Concerns over cybersecurity in critical systems have grown significantly over the last decade. The increase in the successful attacks against infrastructure, major corporations, and governments has ...led to major investment in mitigating and preventing cyberattacks. At the same time, there has been a significant interest in utilizing data in operations, with machine learning applications becoming a popular area of study. One industry exploring machine learning applications is the nuclear industry. Because of the sensitive nature of nuclear systems, the question if attacks on nuclear data can be detected has begun to take urgency. This study explores the use of autoencoders to detect anomalies in nuclear data that could be potentially used to evaluate the operating status of a nuclear system. Data from a generic pressurized water reactor simulator used in a previous study to diagnose transients was used to train an autoencoder model using Keras.
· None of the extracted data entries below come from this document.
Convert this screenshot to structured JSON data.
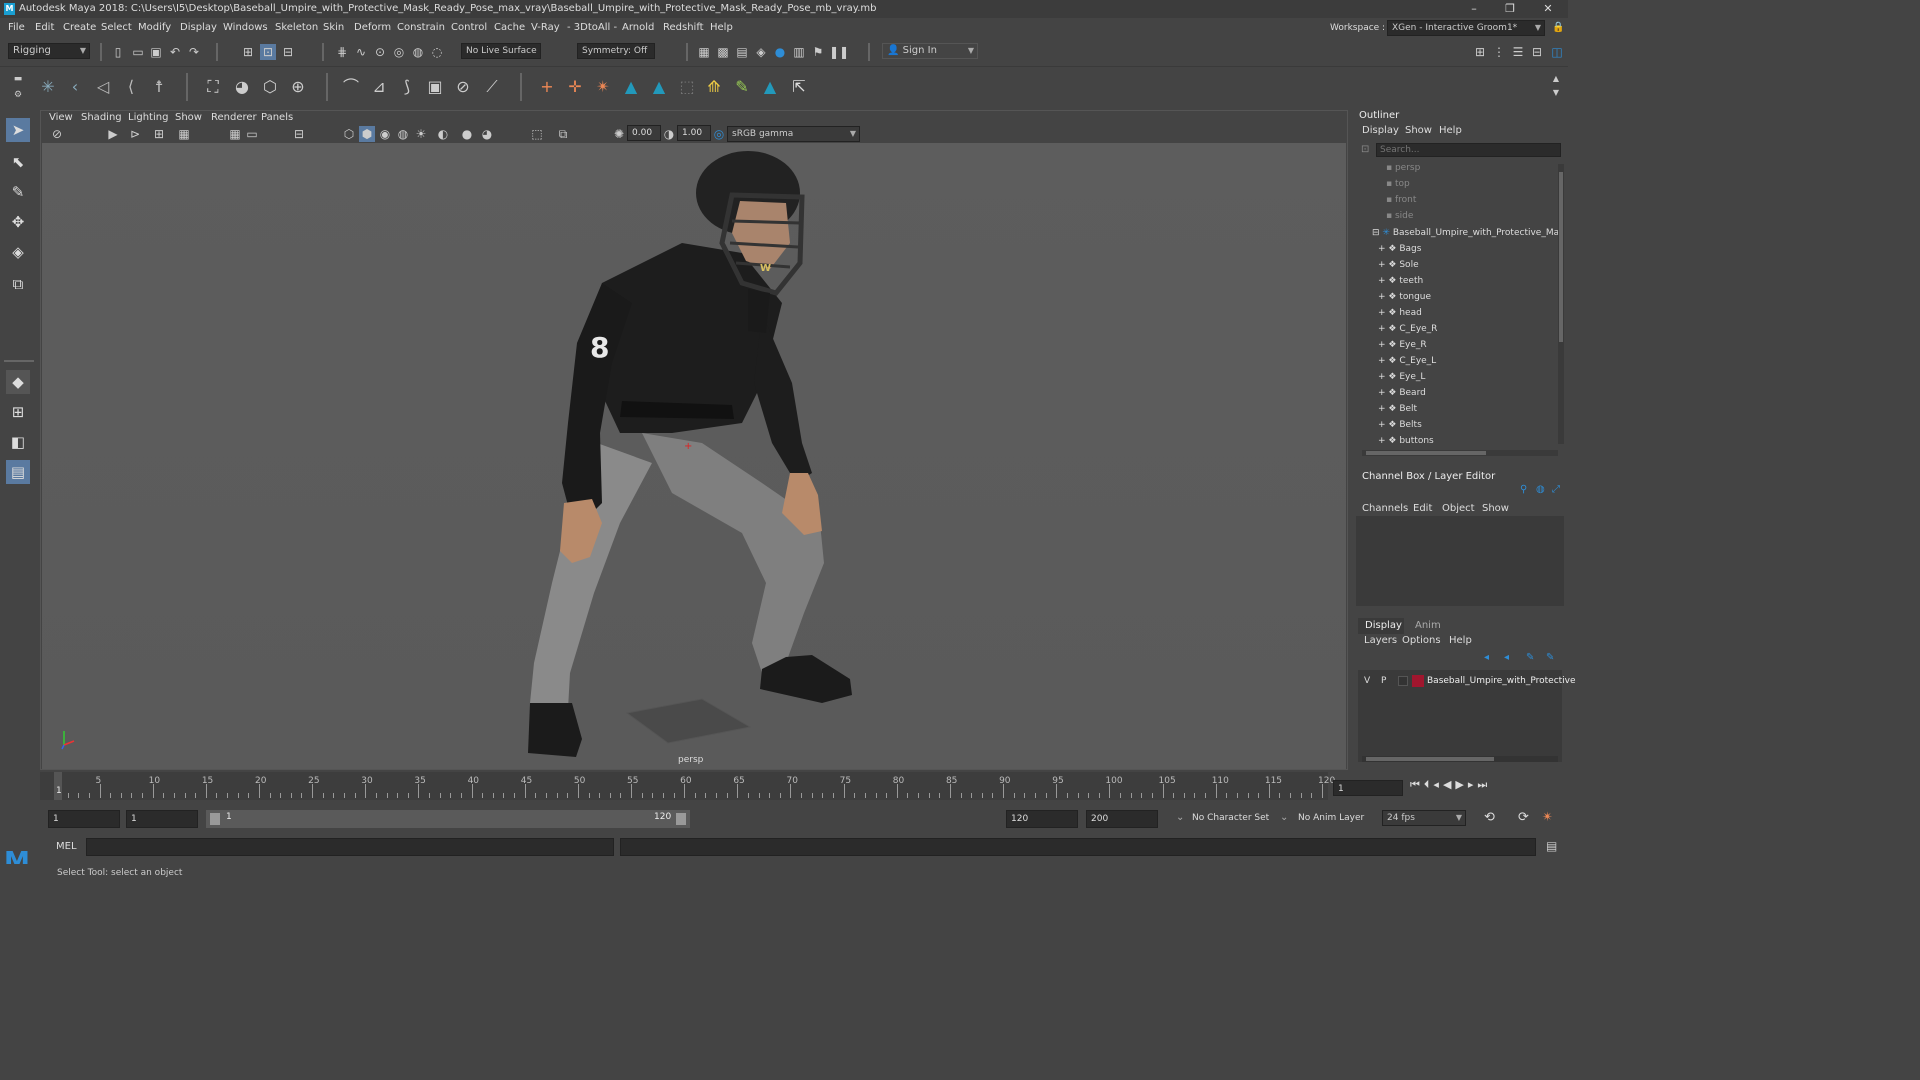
{
  "window": {
    "title": "Autodesk Maya 2018: C:\\Users\\I5\\Desktop\\Baseball_Umpire_with_Protective_Mask_Ready_Pose_max_vray\\Baseball_Umpire_with_Protective_Mask_Ready_Pose_mb_vray.mb",
    "minimize": "–",
    "restore": "❐",
    "close": "✕"
  },
  "menubar": {
    "items": [
      "File",
      "Edit",
      "Create",
      "Select",
      "Modify",
      "Display",
      "Windows",
      "Skeleton",
      "Skin",
      "Deform",
      "Constrain",
      "Control",
      "Cache",
      "V-Ray",
      "- 3DtoAll -",
      "Arnold",
      "Redshift",
      "Help"
    ],
    "workspace_label": "Workspace :",
    "workspace_value": "XGen - Interactive Groom1*"
  },
  "statusline": {
    "menuset": "Rigging",
    "live_surface": "No Live Surface",
    "symmetry": "Symmetry: Off",
    "sign_in": "Sign In"
  },
  "viewport": {
    "menus": [
      "View",
      "Shading",
      "Lighting",
      "Show",
      "Renderer",
      "Panels"
    ],
    "exposure": "0.00",
    "gamma": "1.00",
    "color_space": "sRGB gamma",
    "camera_label": "persp",
    "jersey_number": "8",
    "logo_letter": "W"
  },
  "outliner": {
    "title": "Outliner",
    "menus": [
      "Display",
      "Show",
      "Help"
    ],
    "search_placeholder": "Search...",
    "cameras": [
      "persp",
      "top",
      "front",
      "side"
    ],
    "root": "Baseball_Umpire_with_Protective_Ma:",
    "children": [
      "Bags",
      "Sole",
      "teeth",
      "tongue",
      "head",
      "C_Eye_R",
      "Eye_R",
      "C_Eye_L",
      "Eye_L",
      "Beard",
      "Belt",
      "Belts",
      "buttons"
    ]
  },
  "channelbox": {
    "title": "Channel Box / Layer Editor",
    "menus": [
      "Channels",
      "Edit",
      "Object",
      "Show"
    ]
  },
  "layereditor": {
    "tabs": [
      "Display",
      "Anim"
    ],
    "menus": [
      "Layers",
      "Options",
      "Help"
    ],
    "layer": {
      "v": "V",
      "p": "P",
      "name": "Baseball_Umpire_with_Protective",
      "color": "#a0162e"
    }
  },
  "timeline": {
    "ticks": [
      "5",
      "10",
      "15",
      "20",
      "25",
      "30",
      "35",
      "40",
      "45",
      "50",
      "55",
      "60",
      "65",
      "70",
      "75",
      "80",
      "85",
      "90",
      "95",
      "100",
      "105",
      "110",
      "115",
      "120"
    ],
    "start_marker": "1",
    "current_frame": "1"
  },
  "range": {
    "start": "1",
    "anim_start": "1",
    "slider_start": "1",
    "slider_end": "120",
    "anim_end": "120",
    "end": "200",
    "character_set": "No Character Set",
    "anim_layer": "No Anim Layer",
    "fps": "24 fps"
  },
  "cmdline": {
    "label": "MEL"
  },
  "helpline": {
    "text": "Select Tool: select an object"
  }
}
A separate portion of these data was altered by adding statistical noise for validation. Four different levels of noise were used in this experiment. Once the autoencoder was trained, a threshold was calculated using the average mean square error of the predictions and the standard deviation from that loss. Points above the threshold were classified as anomalies while points below were considered unaltered. For the initial level of noise, the model was able to score near perfect in recall, capturing all but 13 of the 13 884 altered points. However, in terms of precision, the model misclassified a number of unaltered points as altered, resulting in a score of 73.76%. To test the sensitivity of the model, the amount of noise was reduced three times, and as expected, the performance of the model worsened with each reduction. Still, the high performance in identifying altered points for higher levels of noise is an encouraging first step in developing anomaly detection systems for nuclear data.